Chapter 10. Advanced Kubernetes Networking

In this chapter, we will examine the important topic of networking. Kubernetes as an orchestration platform manages containers/pods running on different machines (physical or virtual) and requires an explicit networking model. We will look at the following topics:

  • Kubernetes networking model
  • Standard interfaces that Kubernetes supports, such as EXEC, Kubenet, and in particular, CNI
  • Various networking solutions that satisfy the requirements of Kubernetes networking
  • Network policies and load balancing options
  • Writing a custom CNI plugin

At the end of this chapter, you will understand the Kubernetes approach to networking and be familiar with the solution space for aspects such as standard interfaces, networking implementations, and load balancing. You will even be able to write your very own CNI plugin if you wish.

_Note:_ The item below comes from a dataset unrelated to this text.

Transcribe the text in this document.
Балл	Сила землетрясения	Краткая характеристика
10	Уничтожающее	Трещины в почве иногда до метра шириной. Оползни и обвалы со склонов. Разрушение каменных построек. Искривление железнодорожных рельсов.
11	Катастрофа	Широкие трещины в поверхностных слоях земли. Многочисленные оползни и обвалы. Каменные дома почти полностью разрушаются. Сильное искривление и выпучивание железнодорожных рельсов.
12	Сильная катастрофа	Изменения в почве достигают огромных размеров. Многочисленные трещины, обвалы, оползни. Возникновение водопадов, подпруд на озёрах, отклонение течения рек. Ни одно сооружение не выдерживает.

Understanding the Kubernetes networking model

The Kubernetes networking model is based on a flat address space. All pods in a cluster can directly see each other. Each pod has its own IP address. There is no need to configure any NAT. In addition, containers in the same pod share their pod's IP address and can communicate with each other through localhost. This model is pretty opinionated, but once set up, it simplifies life considerably both for developers and administrators. It makes it particularly easy to migrate traditional network applications to Kubernetes. A pod represents a traditional node and each container represents a traditional process.

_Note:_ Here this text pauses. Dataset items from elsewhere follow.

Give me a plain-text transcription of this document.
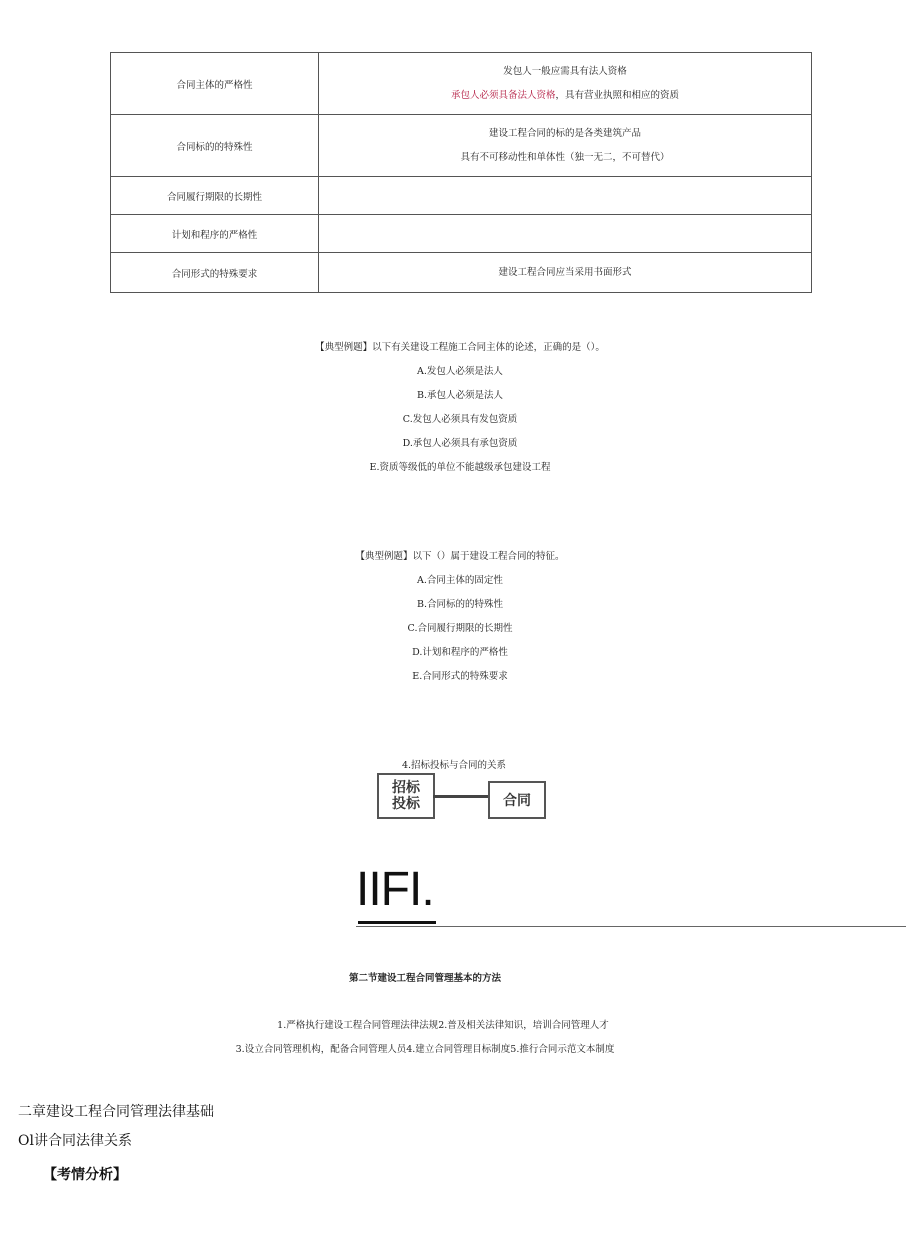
合同主体的严格性	发包人一般应需具有法人资格
承包人必须具备法人资格，具有营业执照和相应的资质

合同标的的特殊性	建设工程合同的标的是各类建筑产品
具有不可移动性和单体性（独一无二，不可替代）

合同履行期限的长期性	
计划和程序的严格性	
合同形式的特殊要求	建设工程合同应当采用书面形式
【典型例题】以下有关建设工程施工合同主体的论述，正确的是（）。
A.发包人必须是法人
B.承包人必须是法人
C.发包人必须具有发包资质
D.承包人必须具有承包资质
E.资质等级低的单位不能越级承包建设工程
【典型例题】以下（）属于建设工程合同的特征。
A.合同主体的固定性
B.合同标的的特殊性
C.合同履行期限的长期性
D.计划和程序的严格性
E.合同形式的特殊要求
4.招标投标与合同的关系
招标
投标	合同
IIFI.
第二节建设工程合同管理基本的方法
1.严格执行建设工程合同管理法律法规2.普及相关法律知识，培训合同管理人才
3.设立合同管理机构，配备合同管理人员4.建立合同管理目标制度5.推行合同示范文本制度
二章建设工程合同管理法律基础
Ol讲合同法律关系
【考情分析】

Intra-pod communication (container to container)

A running pod is always scheduled on one (physical or virtual) node. That means that all the containers run on the same node and can talk to each other in various ways, such as the local filesystem, any IPC mechanism, or using localhost and well-known ports. There is no danger of port collision between different pods because each pod has its own IP address and when a container in the pod uses localhost, it applies to the pod's IP address only. So if container 1 in pod 1 connects to port 1234 that container 2 listens to on pod 1, it will not conflict with another container in pod 2 running on the same node that also listens on port 1234. The only caveat is that if you're exposing ports to the host then you should be careful about pod to node affinity. This can be handled using several mechanisms, such as DaemonSet and pod anti-affinity.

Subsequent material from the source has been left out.